Until January 1, 1998, Deutsche Telekom had a legal monopoly on the provision of domestic and international public fixed-line voice telephony service. Although the regulatory structure allows for an unlimited number of market entrants, competitors have not been able to gain a significant market share in certain sectors of the fixed-line market.  

I.A.1.1.    Competition in the Fixed Network Communications Market 

In the overall fixed network communications market, which includes domestic, long-distance and international calls, competitors were able to seize a market share of 22 percent. Out of the 290 billion call minutes generated in the year 2000, the competitors generated 65 billion minutes per day. As shown in Figure 2, Deutsche Telekom generated the remaining 225 billion minutes per day, corresponding to a market share of 78 percent.

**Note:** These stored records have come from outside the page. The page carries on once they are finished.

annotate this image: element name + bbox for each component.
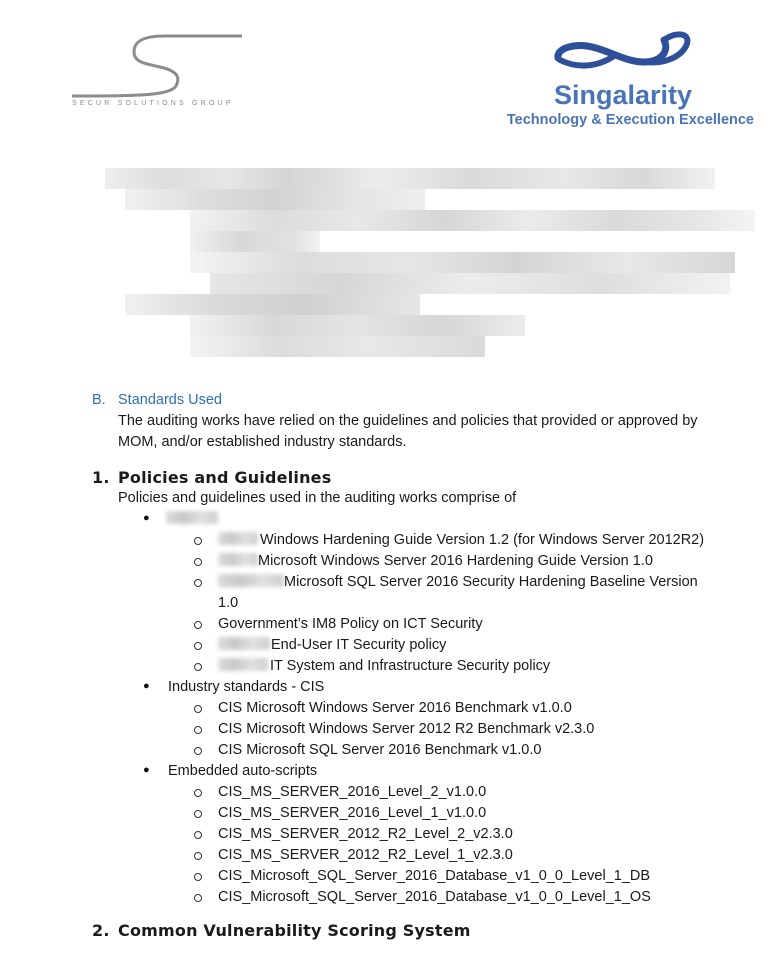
section-b-paragraph-line-2: MOM, and/or established industry standards. bbox=[118, 434, 407, 450]
group-a-label-redacted bbox=[166, 509, 218, 530]
section-1-intro: Policies and guidelines used in the auditing works comprise of bbox=[118, 490, 517, 506]
group-a-item bbox=[218, 656, 268, 677]
group-c-item-4: CIS_MS_SERVER_2012_R2_Level_1_v2.3.0 bbox=[218, 847, 513, 863]
section-1-number: 1. bbox=[92, 468, 110, 487]
bullet-circle-icon bbox=[194, 579, 202, 587]
section-b-marker: B. bbox=[92, 392, 106, 408]
secur-solutions-logo bbox=[72, 30, 252, 115]
bullet-circle-icon bbox=[194, 642, 202, 650]
bullet-circle-icon bbox=[194, 621, 202, 629]
group-c-item-5: CIS_Microsoft_SQL_Server_2016_Database_v1_0_0_Level_1_DB bbox=[218, 868, 651, 884]
group-a-item-5: End-User IT Security policy bbox=[271, 637, 447, 653]
group-a-item bbox=[218, 635, 270, 656]
group-b-item-2: CIS Microsoft Windows Server 2012 R2 Benchmark v2.3.0 bbox=[218, 721, 595, 737]
bullet-disc-icon: ● bbox=[143, 764, 150, 776]
section-1-title: Policies and Guidelines bbox=[118, 468, 332, 487]
bullet-circle-icon bbox=[194, 810, 202, 818]
group-c-label: Embedded auto-scripts bbox=[168, 763, 318, 779]
group-c-item-2: CIS_MS_SERVER_2016_Level_1_v1.0.0 bbox=[218, 805, 487, 821]
group-b-label: Industry standards - CIS bbox=[168, 679, 325, 695]
bullet-circle-icon bbox=[194, 663, 202, 671]
bullet-circle-icon bbox=[194, 558, 202, 566]
group-a-item-3: Microsoft SQL Server 2016 Security Hardening Baseline Version bbox=[284, 574, 698, 590]
group-a-item-4: Government’s IM8 Policy on ICT Security bbox=[218, 616, 483, 632]
secur-solutions-logo-icon bbox=[72, 30, 252, 100]
bullet-disc-icon: ● bbox=[143, 680, 150, 692]
section-b-paragraph-line-1: The auditing works have relied on the guidelines and policies that provided or approved by bbox=[118, 413, 698, 429]
group-a-item-3-continued: 1.0 bbox=[218, 595, 239, 611]
bullet-circle-icon bbox=[194, 873, 202, 881]
logo-slogan: Technology & Execution Excellence bbox=[506, 112, 754, 128]
bullet-circle-icon bbox=[194, 852, 202, 860]
bullet-circle-icon bbox=[194, 831, 202, 839]
group-b-item-3: CIS Microsoft SQL Server 2016 Benchmark v1.0.0 bbox=[218, 742, 542, 758]
singalarity-logo-icon bbox=[552, 28, 702, 76]
group-a-item-1: Windows Hardening Guide Version 1.2 (for Windows Server 2012R2) bbox=[260, 532, 705, 548]
bullet-circle-icon bbox=[194, 705, 202, 713]
group-a-item-6: IT System and Infrastructure Security policy bbox=[270, 658, 551, 674]
section-2-title: Common Vulnerability Scoring System bbox=[118, 921, 471, 940]
logo-tagline: SECUR SOLUTIONS GROUP bbox=[72, 100, 234, 107]
bullet-circle-icon bbox=[194, 747, 202, 755]
group-b-item-1: CIS Microsoft Windows Server 2016 Benchmark v1.0.0 bbox=[218, 700, 572, 716]
section-b-title: Standards Used bbox=[118, 392, 222, 408]
singalarity-logo bbox=[488, 28, 758, 138]
group-a-item bbox=[218, 551, 258, 572]
group-c-item-6: CIS_Microsoft_SQL_Server_2016_Database_v1_0_0_Level_1_OS bbox=[218, 889, 651, 905]
bullet-circle-icon bbox=[194, 789, 202, 797]
bullet-disc-icon: ● bbox=[143, 512, 150, 524]
group-c-item-3: CIS_MS_SERVER_2012_R2_Level_2_v2.3.0 bbox=[218, 826, 513, 842]
group-a-item bbox=[218, 530, 258, 551]
group-c-item-1: CIS_MS_SERVER_2016_Level_2_v1.0.0 bbox=[218, 784, 487, 800]
logo-brand-name: Singalarity bbox=[553, 80, 692, 110]
bullet-circle-icon bbox=[194, 537, 202, 545]
bullet-circle-icon bbox=[194, 726, 202, 734]
section-2-number: 2. bbox=[92, 921, 110, 940]
bullet-circle-icon bbox=[194, 894, 202, 902]
group-a-item-2: Microsoft Windows Server 2016 Hardening Guide Version 1.0 bbox=[258, 553, 653, 569]
group-a-item bbox=[218, 572, 284, 593]
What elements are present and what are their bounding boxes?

The competitors where able to increase their market share in the fixed network by 28 percent in the year 2000 from the previous year.  

Figure 2: Total volume of call minutes in the fixed network 1997-2000 (in billion):

Source: Telecom Market Watch 2000, RegTP.

The focus of the competitors in the fixed-line market was on long-distance and international calls. In the battle for customers in the long distance and international market, which has been fiercely waged on the basis of price, Deutsche Telekom competitors have been able to gain a certain market share. The biggest share of the services offered by the competitors was domestic long distance, followed by Internet connections, and international calls. Although competition in the long distance market has increased rapidly, there is still a lack of competition in several major long distance markets, such as long distance calls to the US. Figure 3 gives an overview of the different services offered by the competitors.

Figure 3: Type of fixed network service offered by competitors in the first half 2000

Source: Telecom Market Watch 2000, RegTP. 

Although many German customers can now choose service providers, they mostly do so either through call-by-call selection, which means selecting a carrier every time they make a long distance or international call, by dialing the carrier’s prefix before the telephone number, or through preselection, which means selecting one long-distance carrier to handle all their long distance and international calls. The 65 billion call minutes the competitors generated in the first half of 2000 were chiefly reached by call-by-call services, followed by preselection.[1] Only a fraction of 13 percent were generated by direct calls. As illustrated in Figure 4, the form of utilization in mid-2000 remained unchanged from the year 1999 regarding direct calls. Preselection gained about nine percent over call-by-call services.  

Figure 4: Form of utilization and customer service of the competitors (in the first half of 2000 and 1999).

 

Source: Telecom Market Watch 2000, RegTP. 

I.A.1.1.a.           Competition in the Local Market 

In the local network, the competitors’ market share remains completely insignificant. As shown in Figure 1, by mid-2000, competitors were only able to generate local traffic of 4 million minutes/day, which is equal to a market share of 1.1 percent, nearly unchanged from the 0.6 percent market share recorded in 1999. Deutsche Telekom, on the other hand, succeeded in generating 364 million minutes of local traffic per day. With a control of over 98.5 percent of the end-users, Deutsche Telekom remains the de facto monopolist in the local market. According to a recent market study by Dialog Consulting on behalf of the German Competitive Carriers’ Association (“VATM”), no significant growth of the competitors market share in the local network is expected in the foreseeable future. [2]

Figure 1: Market development in the local fixed network, 1999 and 2000.

Source: Telecom Market Watch 2000, RegTP.

Footnotes:

[1] Call-by-call phone calls are listed on Deutsche Telekom’s phone bill to the customer, albeit separately. Preselection customers receive two bills: one from Deutsche Telekom for the phone lines, for local calls and any calls to special numbers, and a second bill from the preselected company. In direct services, the competitor offers full service, i.e. the phone line and all aspects of the connections. A customer who has fully changed to a competitive provider only receives one bill from that provider and all the telephone connection run via this company.